Yukon menjelaskan, akibat pemakaian tunai pada seluruh transaksi di Indonesia, uang kartal pecahan kecil paling cepat rusak dan karena itu harus dihancurkan. "Per tahun rata-rata uang yang harus dihancurkan sekitar Rp 5 miliar hingga Rp 7 miliar, " katanya.

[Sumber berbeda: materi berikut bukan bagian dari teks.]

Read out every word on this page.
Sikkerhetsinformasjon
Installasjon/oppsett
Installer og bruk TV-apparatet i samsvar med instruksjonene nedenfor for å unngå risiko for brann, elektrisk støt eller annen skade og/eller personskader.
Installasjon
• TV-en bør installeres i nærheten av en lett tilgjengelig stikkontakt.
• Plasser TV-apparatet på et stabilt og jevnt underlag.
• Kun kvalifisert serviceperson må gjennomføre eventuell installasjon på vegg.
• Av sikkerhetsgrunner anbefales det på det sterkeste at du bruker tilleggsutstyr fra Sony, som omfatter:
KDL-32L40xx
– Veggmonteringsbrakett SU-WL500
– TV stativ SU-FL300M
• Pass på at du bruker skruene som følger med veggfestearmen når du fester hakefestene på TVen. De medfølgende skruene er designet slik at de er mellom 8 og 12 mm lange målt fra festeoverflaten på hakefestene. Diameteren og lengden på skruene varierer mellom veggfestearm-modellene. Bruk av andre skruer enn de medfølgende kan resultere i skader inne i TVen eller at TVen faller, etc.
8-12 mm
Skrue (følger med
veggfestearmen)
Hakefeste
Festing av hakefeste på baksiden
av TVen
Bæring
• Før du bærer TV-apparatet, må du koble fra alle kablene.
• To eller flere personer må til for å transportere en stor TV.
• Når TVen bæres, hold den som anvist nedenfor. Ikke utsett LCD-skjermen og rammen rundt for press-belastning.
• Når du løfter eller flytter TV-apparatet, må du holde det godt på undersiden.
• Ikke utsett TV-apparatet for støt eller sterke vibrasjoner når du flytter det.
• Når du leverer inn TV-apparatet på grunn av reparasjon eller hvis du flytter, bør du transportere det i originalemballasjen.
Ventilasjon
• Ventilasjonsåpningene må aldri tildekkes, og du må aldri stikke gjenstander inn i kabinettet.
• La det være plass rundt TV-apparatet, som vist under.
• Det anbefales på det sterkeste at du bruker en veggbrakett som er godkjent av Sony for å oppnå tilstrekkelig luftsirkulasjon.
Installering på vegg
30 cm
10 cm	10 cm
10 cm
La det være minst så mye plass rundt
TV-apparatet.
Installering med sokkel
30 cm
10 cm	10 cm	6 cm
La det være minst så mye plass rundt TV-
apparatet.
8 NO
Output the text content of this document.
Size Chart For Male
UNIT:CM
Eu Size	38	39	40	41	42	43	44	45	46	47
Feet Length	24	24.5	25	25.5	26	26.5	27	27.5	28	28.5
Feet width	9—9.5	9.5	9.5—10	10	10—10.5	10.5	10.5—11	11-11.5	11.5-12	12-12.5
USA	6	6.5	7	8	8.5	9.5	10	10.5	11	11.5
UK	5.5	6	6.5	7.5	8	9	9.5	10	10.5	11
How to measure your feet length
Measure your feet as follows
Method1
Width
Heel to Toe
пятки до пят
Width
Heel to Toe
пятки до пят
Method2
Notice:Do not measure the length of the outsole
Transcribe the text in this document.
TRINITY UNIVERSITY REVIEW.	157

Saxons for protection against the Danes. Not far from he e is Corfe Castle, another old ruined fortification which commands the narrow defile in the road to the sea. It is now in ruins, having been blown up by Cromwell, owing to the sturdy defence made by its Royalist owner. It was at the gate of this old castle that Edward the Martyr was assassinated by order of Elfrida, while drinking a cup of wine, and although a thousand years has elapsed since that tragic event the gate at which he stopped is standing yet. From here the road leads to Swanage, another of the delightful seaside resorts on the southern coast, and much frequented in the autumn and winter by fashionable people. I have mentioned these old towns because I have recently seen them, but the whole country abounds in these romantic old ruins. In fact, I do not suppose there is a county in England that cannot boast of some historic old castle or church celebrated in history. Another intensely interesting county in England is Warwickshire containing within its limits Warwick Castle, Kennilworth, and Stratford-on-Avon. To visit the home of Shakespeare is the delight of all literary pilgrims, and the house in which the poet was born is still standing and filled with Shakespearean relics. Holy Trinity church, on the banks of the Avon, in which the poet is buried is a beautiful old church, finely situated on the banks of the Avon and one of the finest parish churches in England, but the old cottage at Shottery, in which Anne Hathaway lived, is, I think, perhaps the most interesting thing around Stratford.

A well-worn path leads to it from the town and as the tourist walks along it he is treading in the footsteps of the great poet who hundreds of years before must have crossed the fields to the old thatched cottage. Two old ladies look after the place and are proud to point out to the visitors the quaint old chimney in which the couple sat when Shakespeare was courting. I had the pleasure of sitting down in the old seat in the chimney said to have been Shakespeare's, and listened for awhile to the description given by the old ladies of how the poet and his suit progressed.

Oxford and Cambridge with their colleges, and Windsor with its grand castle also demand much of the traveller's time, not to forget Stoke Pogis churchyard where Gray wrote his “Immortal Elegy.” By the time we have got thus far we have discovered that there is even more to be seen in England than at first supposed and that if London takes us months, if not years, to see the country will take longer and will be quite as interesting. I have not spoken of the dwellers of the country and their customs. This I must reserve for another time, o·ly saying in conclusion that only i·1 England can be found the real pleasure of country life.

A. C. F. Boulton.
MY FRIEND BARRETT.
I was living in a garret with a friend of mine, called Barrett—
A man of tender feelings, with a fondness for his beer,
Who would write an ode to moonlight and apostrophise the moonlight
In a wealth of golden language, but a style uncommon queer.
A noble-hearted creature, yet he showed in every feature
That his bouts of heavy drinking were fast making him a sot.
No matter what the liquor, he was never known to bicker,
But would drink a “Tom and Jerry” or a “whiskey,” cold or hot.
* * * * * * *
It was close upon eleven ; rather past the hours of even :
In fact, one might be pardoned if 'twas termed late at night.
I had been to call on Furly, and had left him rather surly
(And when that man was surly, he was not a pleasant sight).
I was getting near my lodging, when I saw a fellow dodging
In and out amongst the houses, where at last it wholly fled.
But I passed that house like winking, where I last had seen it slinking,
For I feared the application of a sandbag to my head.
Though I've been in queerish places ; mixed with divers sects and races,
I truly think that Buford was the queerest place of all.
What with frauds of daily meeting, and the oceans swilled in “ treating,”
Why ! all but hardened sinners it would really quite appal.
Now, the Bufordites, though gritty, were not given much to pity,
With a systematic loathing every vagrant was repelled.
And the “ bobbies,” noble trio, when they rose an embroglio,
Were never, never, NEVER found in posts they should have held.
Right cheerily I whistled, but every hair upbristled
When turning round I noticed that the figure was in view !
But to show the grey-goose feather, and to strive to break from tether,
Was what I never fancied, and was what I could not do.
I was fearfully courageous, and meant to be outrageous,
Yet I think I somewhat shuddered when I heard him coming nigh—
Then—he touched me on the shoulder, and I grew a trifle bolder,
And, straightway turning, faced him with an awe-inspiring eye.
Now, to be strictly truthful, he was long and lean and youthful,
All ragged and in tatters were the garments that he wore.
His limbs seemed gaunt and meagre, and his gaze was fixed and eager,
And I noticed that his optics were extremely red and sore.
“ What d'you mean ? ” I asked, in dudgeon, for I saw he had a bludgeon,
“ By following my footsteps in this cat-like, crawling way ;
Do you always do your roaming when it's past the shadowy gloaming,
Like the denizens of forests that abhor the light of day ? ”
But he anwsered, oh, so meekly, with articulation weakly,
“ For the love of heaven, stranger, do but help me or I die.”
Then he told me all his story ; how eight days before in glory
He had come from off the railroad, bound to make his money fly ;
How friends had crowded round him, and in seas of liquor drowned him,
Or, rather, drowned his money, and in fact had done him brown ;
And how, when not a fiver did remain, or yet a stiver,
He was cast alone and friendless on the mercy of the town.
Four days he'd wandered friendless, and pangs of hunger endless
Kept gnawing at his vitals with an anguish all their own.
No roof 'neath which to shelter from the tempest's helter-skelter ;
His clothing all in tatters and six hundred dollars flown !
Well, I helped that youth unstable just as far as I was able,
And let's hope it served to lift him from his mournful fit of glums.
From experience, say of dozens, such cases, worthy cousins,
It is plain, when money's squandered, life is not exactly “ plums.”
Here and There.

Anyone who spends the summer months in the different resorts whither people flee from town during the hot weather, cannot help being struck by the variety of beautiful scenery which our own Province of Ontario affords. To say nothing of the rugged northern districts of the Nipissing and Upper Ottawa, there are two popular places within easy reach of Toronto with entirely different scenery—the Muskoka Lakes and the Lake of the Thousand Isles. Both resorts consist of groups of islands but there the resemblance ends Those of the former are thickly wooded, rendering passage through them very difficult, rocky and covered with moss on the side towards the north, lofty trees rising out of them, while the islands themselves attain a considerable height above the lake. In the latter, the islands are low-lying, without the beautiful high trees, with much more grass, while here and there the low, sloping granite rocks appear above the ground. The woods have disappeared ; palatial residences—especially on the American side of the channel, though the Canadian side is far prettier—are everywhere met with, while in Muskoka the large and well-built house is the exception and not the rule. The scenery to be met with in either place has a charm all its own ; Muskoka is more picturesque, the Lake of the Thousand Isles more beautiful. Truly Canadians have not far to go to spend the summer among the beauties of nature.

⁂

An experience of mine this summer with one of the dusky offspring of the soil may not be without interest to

Oleh karena itu, katanya, pemerintah dan Bank Indonesia sejak Agustus 2014 meluncurkan GNNT agar meningkatkan kesadaran masyarakat terhadap penggunaan instrumen nontunai. Harapannya, kata Yukon, secara berangsur-angsur terbentuk suatu komunitas atau masyarakat yang lebih menggunakan instrumen nontunai (Less Cash Society/LCS) khususnya dalam melakukan transaksi atas kegiatan ekonominya.
"Bulan ini, tepatnya akhir Oktober, pengguna tol seluruh Indonesia harus gunakan uang elektronik," katanya.
Sebelumnya Deputi Direktur Departemen Kebijakan dan Pengawasan Sistem Pembayaran Susiati Dewi mengatakan Bank Indonesia (BI) memelopori GNNT karena lebih hemat, efektif dan efisien serta aman. Hingga Oktober tahun lalu, kata Dewi, GNNT tengah menggema merambah 24 kota dengan total sekitar 1,2 juta orang yang telah menggunakan transaksi non tunai melalui kartu kredit, kartu ektronik dan sejenisnya.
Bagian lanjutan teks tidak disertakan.